Re: [PATCH] kgdb: Resolve races during kgdb_io_register/unregister_module

From: Daniel Thompson
Date: Tue Jun 30 2020 - 11:05:34 EST


On Mon, Jun 29, 2020 at 02:03:52PM -0700, Doug Anderson wrote:
> Hi,
>
> On Mon, Jun 29, 2020 at 10:15 AM Daniel Thompson
> <daniel.thompson@xxxxxxxxxx> wrote:
> >
> > Currently kgdb_register_callbacks() and kgdb_unregister_callbacks()
> > are called outside the scope of the kgdb_registration_lock. This
> > allows them to race with each other. This could do all sorts of crazy
> > things up to and including dbg_io_ops becoming NULL partway through the
> > execution of the kgdb trap handler (which isn't allowed and would be
> > fatal).
> >
> > Fix this by bringing the trap handler setup and teardown into the scope
> > of the registration lock.
> >
> > Signed-off-by: Daniel Thompson <daniel.thompson@xxxxxxxxxx>
> > ---
> > kernel/debug/debug_core.c | 8 +++++---
> > 1 file changed, 5 insertions(+), 3 deletions(-)
> >
> > diff --git a/kernel/debug/debug_core.c b/kernel/debug/debug_core.c
> > index 9e5934780f41..9799f2c6dc94 100644
> > --- a/kernel/debug/debug_core.c
> > +++ b/kernel/debug/debug_core.c
> > @@ -1117,9 +1117,8 @@ int kgdb_register_io_module(struct kgdb_io *new_dbg_io_ops)
> >
> > dbg_io_ops = new_dbg_io_ops;
> >
> > - spin_unlock(&kgdb_registration_lock);
> > -
> > if (old_dbg_io_ops) {
> > + spin_unlock(&kgdb_registration_lock);
> > old_dbg_io_ops->deinit();
> > return 0;
> > }
> > @@ -1129,6 +1128,8 @@ int kgdb_register_io_module(struct kgdb_io *new_dbg_io_ops)
> > /* Arm KGDB now. */
> > kgdb_register_callbacks();
> >
> > + spin_unlock(&kgdb_registration_lock);
>
> From looking at code paths, I think this is illegal, isn't it? You're
> now calling kgdb_register_callbacks() while holding a spinlock, but:
>
> kgdb_register_callbacks()
> -> register_console()
> --> console_lock()
> ---> might_sleep()
> ----> <boom!>

Thanks.

I very nearly didn't press "Send" yesterday because I was worried I was
rushing it too much (in order to avoid forgetting it ;-) ). Should have
listened to myself!


> I'm a little curious about the exact race we're trying to solve.
> Calling unregister on an IO module before register even finished seems
> like an error on the caller, so I guess it would be calling register
> from a 2nd thread for a different IO module while the first thread was
> partway through unregistering? Even that seems awfully sketchy since
> you're risking registering a 2nd IO ops while the first is still there
> and that's illegal enough that we do a pr_err() for it (though we
> don't crash), but let's say we're trying to solve that one.

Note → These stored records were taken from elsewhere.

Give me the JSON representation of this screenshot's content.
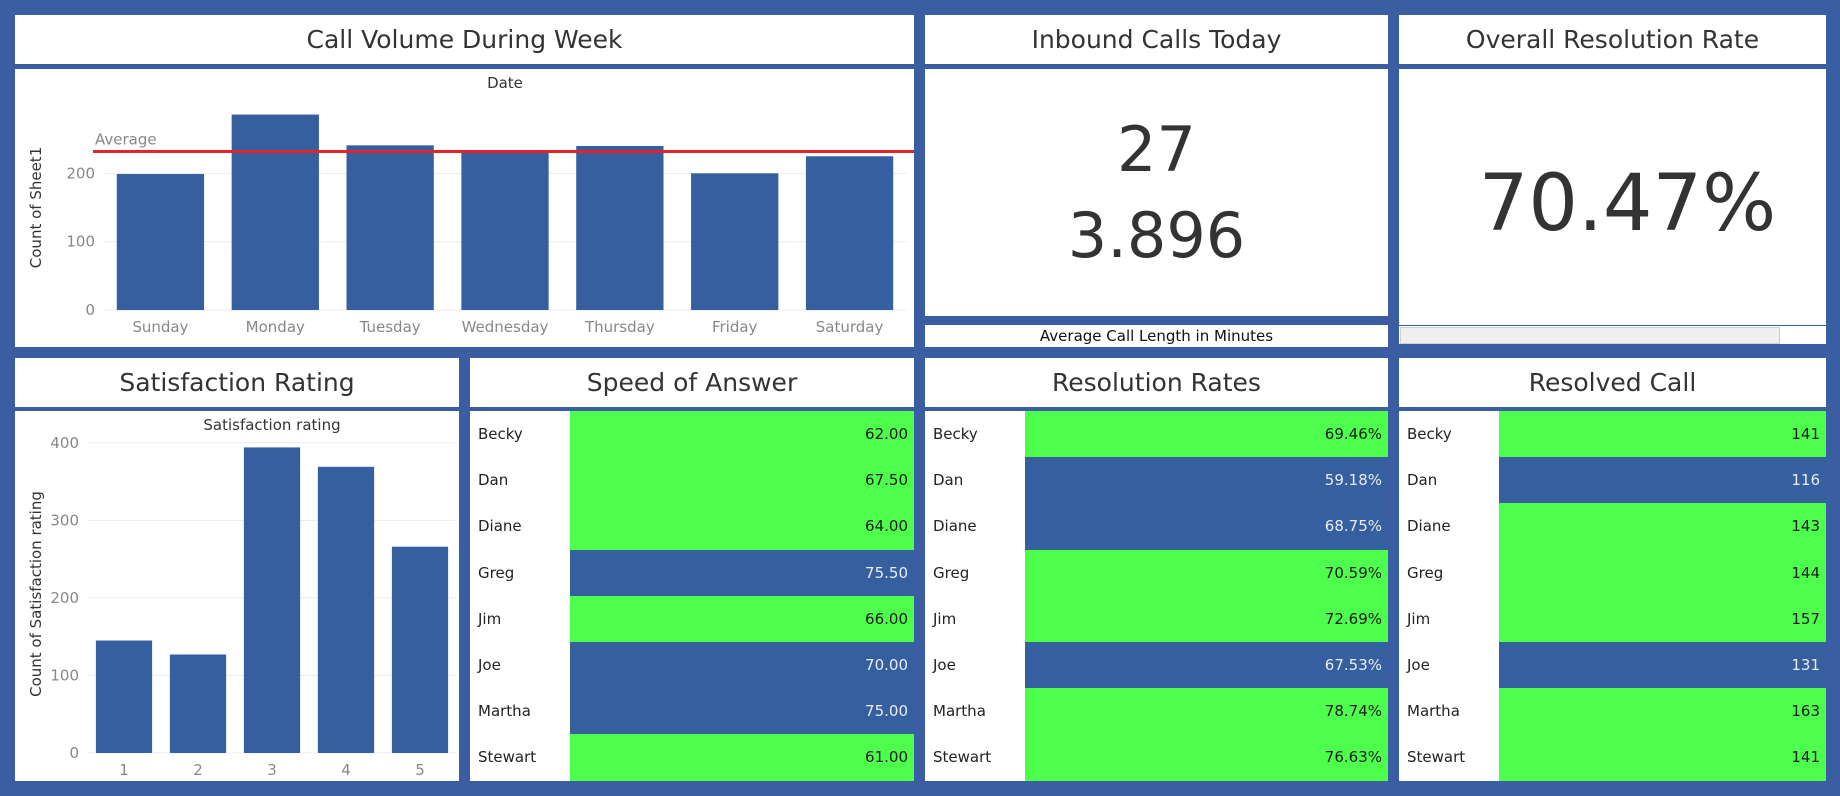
{
  "colors": {
    "background": "#3a5ea1",
    "bar": "#365f9f",
    "high": "#4dfe4d",
    "low": "#365f9f",
    "average_line": "#e0242a"
  },
  "call_volume": {
    "title": "Call Volume During Week",
    "chart_data": {
      "type": "bar",
      "title": "Date",
      "ylabel": "Count of Sheet1",
      "categories": [
        "Sunday",
        "Monday",
        "Tuesday",
        "Wednesday",
        "Thursday",
        "Friday",
        "Saturday"
      ],
      "values": [
        199,
        286,
        241,
        230,
        240,
        200,
        225
      ],
      "ylim": [
        0,
        300
      ],
      "yticks": [
        "0",
        "100",
        "200"
      ],
      "reference_line": {
        "label": "Average",
        "value": 232
      }
    }
  },
  "inbound": {
    "title": "Inbound Calls Today",
    "value": "27",
    "avg_length": "3.896",
    "avg_length_label": "Average Call Length in Minutes"
  },
  "resolution_overall": {
    "title": "Overall Resolution Rate",
    "value": "70.47%"
  },
  "satisfaction": {
    "title": "Satisfaction Rating",
    "chart_data": {
      "type": "bar",
      "title": "Satisfaction rating",
      "ylabel": "Count of Satisfaction rating",
      "categories": [
        "1",
        "2",
        "3",
        "4",
        "5"
      ],
      "values": [
        145,
        127,
        394,
        369,
        266
      ],
      "ylim": [
        0,
        410
      ],
      "yticks": [
        "0",
        "100",
        "200",
        "300",
        "400"
      ]
    }
  },
  "speed": {
    "title": "Speed of Answer",
    "rows": [
      {
        "name": "Becky",
        "value": "62.00",
        "status": "high"
      },
      {
        "name": "Dan",
        "value": "67.50",
        "status": "high"
      },
      {
        "name": "Diane",
        "value": "64.00",
        "status": "high"
      },
      {
        "name": "Greg",
        "value": "75.50",
        "status": "low"
      },
      {
        "name": "Jim",
        "value": "66.00",
        "status": "high"
      },
      {
        "name": "Joe",
        "value": "70.00",
        "status": "low"
      },
      {
        "name": "Martha",
        "value": "75.00",
        "status": "low"
      },
      {
        "name": "Stewart",
        "value": "61.00",
        "status": "high"
      }
    ]
  },
  "rates": {
    "title": "Resolution Rates",
    "rows": [
      {
        "name": "Becky",
        "value": "69.46%",
        "status": "high"
      },
      {
        "name": "Dan",
        "value": "59.18%",
        "status": "low"
      },
      {
        "name": "Diane",
        "value": "68.75%",
        "status": "low"
      },
      {
        "name": "Greg",
        "value": "70.59%",
        "status": "high"
      },
      {
        "name": "Jim",
        "value": "72.69%",
        "status": "high"
      },
      {
        "name": "Joe",
        "value": "67.53%",
        "status": "low"
      },
      {
        "name": "Martha",
        "value": "78.74%",
        "status": "high"
      },
      {
        "name": "Stewart",
        "value": "76.63%",
        "status": "high"
      }
    ]
  },
  "resolved": {
    "title": "Resolved Call",
    "rows": [
      {
        "name": "Becky",
        "value": "141",
        "status": "high"
      },
      {
        "name": "Dan",
        "value": "116",
        "status": "low"
      },
      {
        "name": "Diane",
        "value": "143",
        "status": "high"
      },
      {
        "name": "Greg",
        "value": "144",
        "status": "high"
      },
      {
        "name": "Jim",
        "value": "157",
        "status": "high"
      },
      {
        "name": "Joe",
        "value": "131",
        "status": "low"
      },
      {
        "name": "Martha",
        "value": "163",
        "status": "high"
      },
      {
        "name": "Stewart",
        "value": "141",
        "status": "high"
      }
    ]
  }
}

I didn't follow all the possible paths. Utlimately the
(un)register_callbacks() functions use a flag variable without a lock
and that can interact in lots of different ways.

To be honest none are especially likely because the normal case is to
register once during boot and never unregister. However we can trigger
register/unregister from userspace so I think they can happen
in parallel.

Double unregister can lead to some especially nasty schedules...
although they still remain pretty unlikely since we need the double
unregister to coincide with a breakpoint:


kgdb_unregister_callbacks() kgdb_unregister_callbacks()
. .
test flag .
set flag to 0 .
. test flag
. spin_lock()
*** kgdb trap *** .
. paranoid dbg_io_ops check .
. dbg_io_ops = NULL
. stop other CPUs
. try to use NULL dbg_io_ops


I have drawn the kgdb trap in the first column because otherwise things
get too wide but the trap could trigger on any CPU in the system and
provoke the problem.


>
> Looking at it closely, I _think_ the only race in this case is if the
> one we're trying to unregister had a deinit() function and we going to
> replace it? If it didn't have a deinit function:
>
> cpu1 (unregister) cpu2 (register):
> ----------------- ----------------------
> kgdb_unregister_callbacks()
> spin_lock() <got>
> spin_lock() <blocked>
> if (old_dbg_io_ops) <true>
> if (has dinit) <false>
> print error
> spin_unlock()
> return -EBUSY
> <finish unregister>
>
> The above is fine and is the same thing that would happen if the
> whole register function ran before the unregister even started, right?
>
> Also: if the unregister won the race that should also be fine.
>
> So really the problem is this:
>
> cpu1 (unregister) cpu2 (register):
> ----------------- ----------------------
> kgdb_unregister_callbacks()
> spin_lock() <got>
> spin_lock() <blocked>
> if (old_dbg_io_ops) <true>
> if (has dinit) <true>
> print Replacing
> init new IO ops
> spin_unlock()
> if (old_dbg_io_ops) <true>
> finish deinit of old
> return true
> WARN_ON() <hits and shouts!>
> dbg_io_ops = NULL
> spin_unlock()
> if (deinit) <true>
> double-call to deinit of old
>
> So in this case we'll hit a WARN_ON(), incorrectly unregister the new
> IO ops, and call deinit twice.

To be honest I was simply working on "it is racy" and "there's not a
good reason to allow that", especially as we start to develop tools to
bring races to the surfaces someone will yell at us about it sooner or
later ;-).

Of course, implementing it correctly would have been better...


Daniel.